Just one month after receiving our referral, we passed court making us legally parents to our Ethiopian children. We were elated by the speed that this happened and prepared for the five to eight month wait to be issued visas to go and pick the kids up (visas are currently being issued much faster but that was the wait at the time). Just two weeks later, we received word that our adoption agency had gone bankrupt and our kids were running out of food at the orphanage. It was mayhem trying to bring them home, but we were eventually able to get visas issued quickly and did bring the kids home much sooner than we anticipated.

In the end, “easier” is not a word I would ever use to describe our international adoption experience, nor is “faster”. As we adopted older children (ages 7 and 4 at the time of adoption), there were attachment issues, malnutrition, parasites, fungus, and language considerations after bringing them home.

I should also mention another difference between the two. Our foster-to-adoptions cost about $50 each while our international adoptions cost well over $20,000. We also receive post adoption support in the form of respite, money, and access to help for our foster-to-adoptions and there is no post adoption services such as this available for our international adoption.

If I were to base a future decision on just our experience, I don’t know which I would choose to do again. Going back to the very beginning again, I would of course choose to again do both so that we would end up with exactly the same kids in the end. There were pros and cons with each type of adoption. Neither type was easy. Neither was fast. Neither was without heartbreak. Both were exactly what brought us to our children and I wouldn’t change a thing.

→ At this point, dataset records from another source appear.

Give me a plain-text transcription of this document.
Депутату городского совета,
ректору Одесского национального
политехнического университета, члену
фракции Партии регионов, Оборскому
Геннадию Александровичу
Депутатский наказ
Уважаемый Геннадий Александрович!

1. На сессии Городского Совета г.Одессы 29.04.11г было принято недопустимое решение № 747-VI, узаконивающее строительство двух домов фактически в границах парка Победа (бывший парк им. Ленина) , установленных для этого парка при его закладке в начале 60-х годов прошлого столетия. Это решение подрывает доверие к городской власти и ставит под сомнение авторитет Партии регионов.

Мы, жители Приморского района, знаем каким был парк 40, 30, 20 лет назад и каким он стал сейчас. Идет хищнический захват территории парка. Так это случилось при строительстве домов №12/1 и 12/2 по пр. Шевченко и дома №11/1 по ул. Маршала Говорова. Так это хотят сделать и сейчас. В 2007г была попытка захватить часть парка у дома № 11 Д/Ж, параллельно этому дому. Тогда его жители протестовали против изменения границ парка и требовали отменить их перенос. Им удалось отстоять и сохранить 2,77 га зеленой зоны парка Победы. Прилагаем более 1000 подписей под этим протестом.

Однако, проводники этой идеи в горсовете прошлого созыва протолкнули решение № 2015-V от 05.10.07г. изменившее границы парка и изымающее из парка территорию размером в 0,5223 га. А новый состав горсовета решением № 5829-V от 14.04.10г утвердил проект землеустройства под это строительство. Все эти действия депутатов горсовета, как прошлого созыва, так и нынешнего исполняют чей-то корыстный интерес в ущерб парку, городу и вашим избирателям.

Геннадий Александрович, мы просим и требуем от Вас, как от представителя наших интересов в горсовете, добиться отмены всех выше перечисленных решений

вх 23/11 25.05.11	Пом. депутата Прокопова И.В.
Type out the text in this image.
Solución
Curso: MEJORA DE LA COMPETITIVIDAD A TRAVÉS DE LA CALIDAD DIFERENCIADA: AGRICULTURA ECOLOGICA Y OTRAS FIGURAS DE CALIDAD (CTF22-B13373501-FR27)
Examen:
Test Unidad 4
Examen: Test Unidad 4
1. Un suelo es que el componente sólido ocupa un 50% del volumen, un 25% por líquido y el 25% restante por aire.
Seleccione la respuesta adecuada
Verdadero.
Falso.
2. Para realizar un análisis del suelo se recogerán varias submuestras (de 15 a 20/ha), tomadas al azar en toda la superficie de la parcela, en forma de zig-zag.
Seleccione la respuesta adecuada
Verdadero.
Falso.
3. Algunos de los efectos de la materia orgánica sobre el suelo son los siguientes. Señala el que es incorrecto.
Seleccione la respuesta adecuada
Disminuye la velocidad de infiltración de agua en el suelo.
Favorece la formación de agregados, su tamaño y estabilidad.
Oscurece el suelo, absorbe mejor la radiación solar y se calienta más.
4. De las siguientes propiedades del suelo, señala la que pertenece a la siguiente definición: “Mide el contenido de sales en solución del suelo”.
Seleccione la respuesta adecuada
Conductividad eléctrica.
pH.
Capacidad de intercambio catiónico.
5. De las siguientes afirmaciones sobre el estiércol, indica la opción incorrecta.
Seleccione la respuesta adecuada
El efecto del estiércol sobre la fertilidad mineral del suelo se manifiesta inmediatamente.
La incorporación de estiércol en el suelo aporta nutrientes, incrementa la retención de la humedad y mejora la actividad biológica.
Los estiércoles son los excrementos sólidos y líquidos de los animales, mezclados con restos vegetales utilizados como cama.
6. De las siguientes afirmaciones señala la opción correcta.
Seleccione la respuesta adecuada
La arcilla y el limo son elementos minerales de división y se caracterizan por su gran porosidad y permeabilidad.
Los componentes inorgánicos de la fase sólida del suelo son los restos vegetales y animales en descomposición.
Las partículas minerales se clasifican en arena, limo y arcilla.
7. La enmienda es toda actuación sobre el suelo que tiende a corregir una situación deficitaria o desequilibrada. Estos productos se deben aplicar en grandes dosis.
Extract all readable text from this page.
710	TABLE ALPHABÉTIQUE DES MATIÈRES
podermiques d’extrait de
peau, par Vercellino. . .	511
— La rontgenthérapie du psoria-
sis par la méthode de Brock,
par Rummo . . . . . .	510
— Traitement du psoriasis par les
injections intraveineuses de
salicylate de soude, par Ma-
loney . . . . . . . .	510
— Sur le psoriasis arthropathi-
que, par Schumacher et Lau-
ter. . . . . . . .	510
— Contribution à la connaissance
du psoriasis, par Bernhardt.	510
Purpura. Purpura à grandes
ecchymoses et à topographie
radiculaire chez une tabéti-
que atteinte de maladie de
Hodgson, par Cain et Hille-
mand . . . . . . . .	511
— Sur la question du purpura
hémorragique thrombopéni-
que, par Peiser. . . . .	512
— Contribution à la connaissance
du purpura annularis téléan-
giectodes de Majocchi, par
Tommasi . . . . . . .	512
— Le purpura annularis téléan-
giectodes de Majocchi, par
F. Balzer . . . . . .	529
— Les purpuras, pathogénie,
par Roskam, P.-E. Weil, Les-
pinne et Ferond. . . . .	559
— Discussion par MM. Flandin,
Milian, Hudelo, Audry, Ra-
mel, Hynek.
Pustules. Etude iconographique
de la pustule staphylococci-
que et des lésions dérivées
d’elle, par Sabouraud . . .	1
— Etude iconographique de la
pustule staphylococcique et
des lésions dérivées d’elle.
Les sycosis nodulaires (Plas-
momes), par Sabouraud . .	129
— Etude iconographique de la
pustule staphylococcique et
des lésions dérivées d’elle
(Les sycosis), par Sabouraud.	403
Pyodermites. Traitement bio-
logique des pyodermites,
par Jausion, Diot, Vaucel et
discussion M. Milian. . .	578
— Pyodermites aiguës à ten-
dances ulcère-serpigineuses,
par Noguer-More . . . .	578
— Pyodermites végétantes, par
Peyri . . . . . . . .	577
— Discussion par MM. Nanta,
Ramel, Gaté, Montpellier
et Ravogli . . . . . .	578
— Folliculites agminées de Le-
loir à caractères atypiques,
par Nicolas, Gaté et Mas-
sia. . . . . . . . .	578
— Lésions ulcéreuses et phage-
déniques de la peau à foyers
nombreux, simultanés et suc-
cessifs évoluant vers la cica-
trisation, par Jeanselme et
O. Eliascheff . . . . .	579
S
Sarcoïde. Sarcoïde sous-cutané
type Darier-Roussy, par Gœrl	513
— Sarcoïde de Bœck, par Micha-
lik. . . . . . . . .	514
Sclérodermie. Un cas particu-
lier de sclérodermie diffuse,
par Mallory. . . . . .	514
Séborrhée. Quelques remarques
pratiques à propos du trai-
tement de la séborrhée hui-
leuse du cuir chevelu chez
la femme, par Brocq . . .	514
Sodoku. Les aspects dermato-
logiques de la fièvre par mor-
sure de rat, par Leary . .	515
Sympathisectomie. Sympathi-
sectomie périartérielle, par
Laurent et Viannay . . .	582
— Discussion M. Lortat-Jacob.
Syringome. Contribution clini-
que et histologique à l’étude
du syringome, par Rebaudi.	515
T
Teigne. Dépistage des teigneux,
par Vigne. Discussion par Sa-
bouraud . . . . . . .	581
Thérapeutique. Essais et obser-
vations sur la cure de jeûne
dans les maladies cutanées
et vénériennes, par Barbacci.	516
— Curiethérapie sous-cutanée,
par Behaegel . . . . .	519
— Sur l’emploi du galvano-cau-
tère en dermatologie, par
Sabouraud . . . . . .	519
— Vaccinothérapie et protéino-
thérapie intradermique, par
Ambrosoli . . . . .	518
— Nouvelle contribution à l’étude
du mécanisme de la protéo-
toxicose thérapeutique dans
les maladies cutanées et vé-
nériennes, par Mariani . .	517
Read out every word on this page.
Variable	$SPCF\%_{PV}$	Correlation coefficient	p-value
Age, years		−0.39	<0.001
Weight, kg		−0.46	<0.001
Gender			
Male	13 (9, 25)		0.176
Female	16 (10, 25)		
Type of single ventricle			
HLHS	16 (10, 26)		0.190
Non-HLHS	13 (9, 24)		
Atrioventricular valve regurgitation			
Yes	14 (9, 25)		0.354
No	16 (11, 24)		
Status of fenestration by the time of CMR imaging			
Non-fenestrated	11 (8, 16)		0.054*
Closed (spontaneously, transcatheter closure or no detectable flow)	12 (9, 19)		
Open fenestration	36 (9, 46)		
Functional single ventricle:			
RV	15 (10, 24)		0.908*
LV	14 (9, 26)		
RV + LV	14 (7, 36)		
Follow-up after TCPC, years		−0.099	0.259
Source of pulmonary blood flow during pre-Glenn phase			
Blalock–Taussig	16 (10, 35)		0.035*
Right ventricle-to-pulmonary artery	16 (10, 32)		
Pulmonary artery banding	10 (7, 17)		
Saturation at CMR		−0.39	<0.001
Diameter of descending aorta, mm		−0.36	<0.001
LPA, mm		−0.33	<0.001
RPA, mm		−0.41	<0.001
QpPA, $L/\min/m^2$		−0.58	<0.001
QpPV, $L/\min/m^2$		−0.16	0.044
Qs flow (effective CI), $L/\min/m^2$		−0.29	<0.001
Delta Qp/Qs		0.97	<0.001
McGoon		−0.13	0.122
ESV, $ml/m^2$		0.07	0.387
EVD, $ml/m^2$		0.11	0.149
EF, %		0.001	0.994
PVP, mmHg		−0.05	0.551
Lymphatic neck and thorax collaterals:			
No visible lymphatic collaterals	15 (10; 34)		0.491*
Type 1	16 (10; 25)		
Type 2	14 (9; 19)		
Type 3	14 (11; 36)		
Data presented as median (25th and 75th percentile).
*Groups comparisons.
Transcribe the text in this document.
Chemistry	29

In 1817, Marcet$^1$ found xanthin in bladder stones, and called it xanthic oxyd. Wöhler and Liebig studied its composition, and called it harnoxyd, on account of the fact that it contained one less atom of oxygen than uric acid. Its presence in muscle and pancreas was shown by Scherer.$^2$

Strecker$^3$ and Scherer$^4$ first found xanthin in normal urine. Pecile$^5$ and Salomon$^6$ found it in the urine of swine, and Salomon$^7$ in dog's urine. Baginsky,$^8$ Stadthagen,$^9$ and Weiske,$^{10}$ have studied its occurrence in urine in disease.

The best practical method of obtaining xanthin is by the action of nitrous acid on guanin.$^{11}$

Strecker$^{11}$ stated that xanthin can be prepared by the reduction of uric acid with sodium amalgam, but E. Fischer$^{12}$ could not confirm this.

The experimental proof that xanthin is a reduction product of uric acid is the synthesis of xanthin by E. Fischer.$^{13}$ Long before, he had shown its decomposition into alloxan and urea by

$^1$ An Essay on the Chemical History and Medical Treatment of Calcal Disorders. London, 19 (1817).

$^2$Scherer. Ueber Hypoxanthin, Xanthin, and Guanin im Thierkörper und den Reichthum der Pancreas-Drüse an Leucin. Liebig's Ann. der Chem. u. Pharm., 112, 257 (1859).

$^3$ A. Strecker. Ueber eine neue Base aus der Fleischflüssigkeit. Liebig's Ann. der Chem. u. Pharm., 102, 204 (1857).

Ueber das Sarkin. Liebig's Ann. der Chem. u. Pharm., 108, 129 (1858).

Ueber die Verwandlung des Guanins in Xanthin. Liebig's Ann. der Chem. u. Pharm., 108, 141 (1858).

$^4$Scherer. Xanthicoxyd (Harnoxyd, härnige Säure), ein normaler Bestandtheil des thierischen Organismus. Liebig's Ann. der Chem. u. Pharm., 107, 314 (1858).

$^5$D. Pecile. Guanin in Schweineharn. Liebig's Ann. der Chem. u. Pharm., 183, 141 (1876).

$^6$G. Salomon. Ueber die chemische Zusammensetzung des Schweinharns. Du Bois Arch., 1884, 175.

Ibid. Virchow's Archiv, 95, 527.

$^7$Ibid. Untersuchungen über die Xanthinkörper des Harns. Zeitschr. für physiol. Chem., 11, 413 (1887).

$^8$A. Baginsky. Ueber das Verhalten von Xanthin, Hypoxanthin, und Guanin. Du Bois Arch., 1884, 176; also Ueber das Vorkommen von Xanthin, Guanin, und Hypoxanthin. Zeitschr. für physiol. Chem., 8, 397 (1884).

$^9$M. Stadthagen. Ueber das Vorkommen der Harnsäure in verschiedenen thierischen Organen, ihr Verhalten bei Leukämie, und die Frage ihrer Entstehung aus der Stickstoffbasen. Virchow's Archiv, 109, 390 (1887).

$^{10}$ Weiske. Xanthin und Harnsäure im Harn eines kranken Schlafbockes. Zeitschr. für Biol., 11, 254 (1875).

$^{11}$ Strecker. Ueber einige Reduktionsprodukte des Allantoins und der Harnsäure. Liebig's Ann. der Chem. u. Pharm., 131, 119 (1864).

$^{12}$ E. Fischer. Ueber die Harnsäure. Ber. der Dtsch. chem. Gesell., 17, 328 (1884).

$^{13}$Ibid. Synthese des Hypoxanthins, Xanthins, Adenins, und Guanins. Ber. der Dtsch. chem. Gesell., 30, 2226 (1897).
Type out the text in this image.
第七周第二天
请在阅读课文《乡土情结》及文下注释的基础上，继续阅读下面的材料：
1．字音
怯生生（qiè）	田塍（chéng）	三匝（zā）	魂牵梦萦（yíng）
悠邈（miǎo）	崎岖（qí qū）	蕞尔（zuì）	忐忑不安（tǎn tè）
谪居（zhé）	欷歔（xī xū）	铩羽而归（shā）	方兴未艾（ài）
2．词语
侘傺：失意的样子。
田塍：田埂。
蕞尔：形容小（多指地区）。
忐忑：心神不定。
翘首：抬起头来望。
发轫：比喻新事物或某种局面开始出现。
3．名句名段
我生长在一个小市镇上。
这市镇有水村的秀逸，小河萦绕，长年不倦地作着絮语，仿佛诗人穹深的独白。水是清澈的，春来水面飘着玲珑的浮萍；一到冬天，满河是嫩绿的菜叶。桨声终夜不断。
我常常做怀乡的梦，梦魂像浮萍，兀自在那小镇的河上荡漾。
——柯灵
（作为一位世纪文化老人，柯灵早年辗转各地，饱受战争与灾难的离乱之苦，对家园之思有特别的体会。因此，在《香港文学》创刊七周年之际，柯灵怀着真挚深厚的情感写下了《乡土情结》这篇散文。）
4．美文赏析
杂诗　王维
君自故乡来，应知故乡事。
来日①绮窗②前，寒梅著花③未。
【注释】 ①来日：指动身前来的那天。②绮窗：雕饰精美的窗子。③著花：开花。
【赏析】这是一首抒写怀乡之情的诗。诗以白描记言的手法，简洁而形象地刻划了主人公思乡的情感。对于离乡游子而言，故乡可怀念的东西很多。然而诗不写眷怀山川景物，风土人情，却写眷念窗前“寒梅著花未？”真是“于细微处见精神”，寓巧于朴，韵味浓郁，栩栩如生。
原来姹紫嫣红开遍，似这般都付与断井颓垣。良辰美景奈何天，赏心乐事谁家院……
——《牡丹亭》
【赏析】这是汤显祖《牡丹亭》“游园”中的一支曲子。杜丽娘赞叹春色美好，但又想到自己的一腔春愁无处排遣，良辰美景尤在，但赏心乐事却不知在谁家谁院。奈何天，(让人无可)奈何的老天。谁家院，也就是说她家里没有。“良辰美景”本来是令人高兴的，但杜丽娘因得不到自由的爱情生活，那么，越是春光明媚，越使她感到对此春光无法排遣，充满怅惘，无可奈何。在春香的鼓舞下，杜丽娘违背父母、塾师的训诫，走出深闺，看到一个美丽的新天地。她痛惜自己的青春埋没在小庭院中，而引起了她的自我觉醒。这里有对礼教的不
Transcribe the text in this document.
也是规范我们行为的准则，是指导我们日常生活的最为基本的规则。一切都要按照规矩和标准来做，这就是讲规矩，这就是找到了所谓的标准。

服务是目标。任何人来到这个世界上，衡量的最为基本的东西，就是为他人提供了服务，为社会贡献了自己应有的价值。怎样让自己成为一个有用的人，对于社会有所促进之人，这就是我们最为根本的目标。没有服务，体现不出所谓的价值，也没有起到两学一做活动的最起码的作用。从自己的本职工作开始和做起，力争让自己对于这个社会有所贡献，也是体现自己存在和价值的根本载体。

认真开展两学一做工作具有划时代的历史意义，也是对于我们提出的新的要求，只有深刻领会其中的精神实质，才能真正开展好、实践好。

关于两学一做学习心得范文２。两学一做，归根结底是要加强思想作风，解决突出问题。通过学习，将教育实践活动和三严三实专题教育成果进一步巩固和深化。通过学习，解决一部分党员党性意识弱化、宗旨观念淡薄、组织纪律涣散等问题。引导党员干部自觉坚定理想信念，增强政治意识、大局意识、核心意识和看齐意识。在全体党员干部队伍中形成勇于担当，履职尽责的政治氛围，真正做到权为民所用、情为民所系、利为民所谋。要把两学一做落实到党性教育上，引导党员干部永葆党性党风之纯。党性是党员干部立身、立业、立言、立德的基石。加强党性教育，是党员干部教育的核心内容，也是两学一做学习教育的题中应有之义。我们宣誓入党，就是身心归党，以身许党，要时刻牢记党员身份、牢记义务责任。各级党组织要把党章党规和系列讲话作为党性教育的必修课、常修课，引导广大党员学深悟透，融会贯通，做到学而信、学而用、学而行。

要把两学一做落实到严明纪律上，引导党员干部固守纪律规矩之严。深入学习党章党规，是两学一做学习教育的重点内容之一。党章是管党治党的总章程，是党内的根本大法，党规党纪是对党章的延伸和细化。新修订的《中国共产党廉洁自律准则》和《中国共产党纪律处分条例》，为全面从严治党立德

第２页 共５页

  1. For us the decision was also a matter of heart-leading. I felt/believed strongly as a mid teen that I would someday adopt from Africa – I felt God had given me this plan. I wouldn’t even agree to date my now-husband of 18 years until he agreed to be open to international adoption – and thankfully it was something that he could easily envision in his life (though not with the sense of calling that I had). This was many years before we knew we had fertility issues and long before I knew much about either international or domestic adoption.
    When people ask me now why we chose the international adoption route (rather than the domestic route), I say without any sarcasm intended that it was because my children were there. I don’t know why I always believe this would be the case other than that I felt it was a God thing.

    Nice discussion point.


  2. Well said. We started out attempting to adopt from foster care in 2008. We ended up going to China for our daughter in 2010, and during that time, California has legislated a maximum of 6 kids in a home for foster care, so we are going back to China for another child.

    Neither is easy. Neither is quick. Both are needed. Both are worthwhile.

  3. You are in Canada, right? It’s my understanding that domestic newborn adoption hardly ever happens in Canada, as it does in the US. In fact, many Canadians adopt newborns internationally from the US, correct?
    Foster-to-adopt in the US sounds about the same as in Canada, though.

    • Domestic newborns adoptions do happen here. The wait averages two years, but newborn adoption does seem to be becoming less frequent. There are a fair number of Canadians who do adopt newborns from the US for a variety of reasons. The rate that those adoptions are happening has slowed down since the US ratified the Hague though.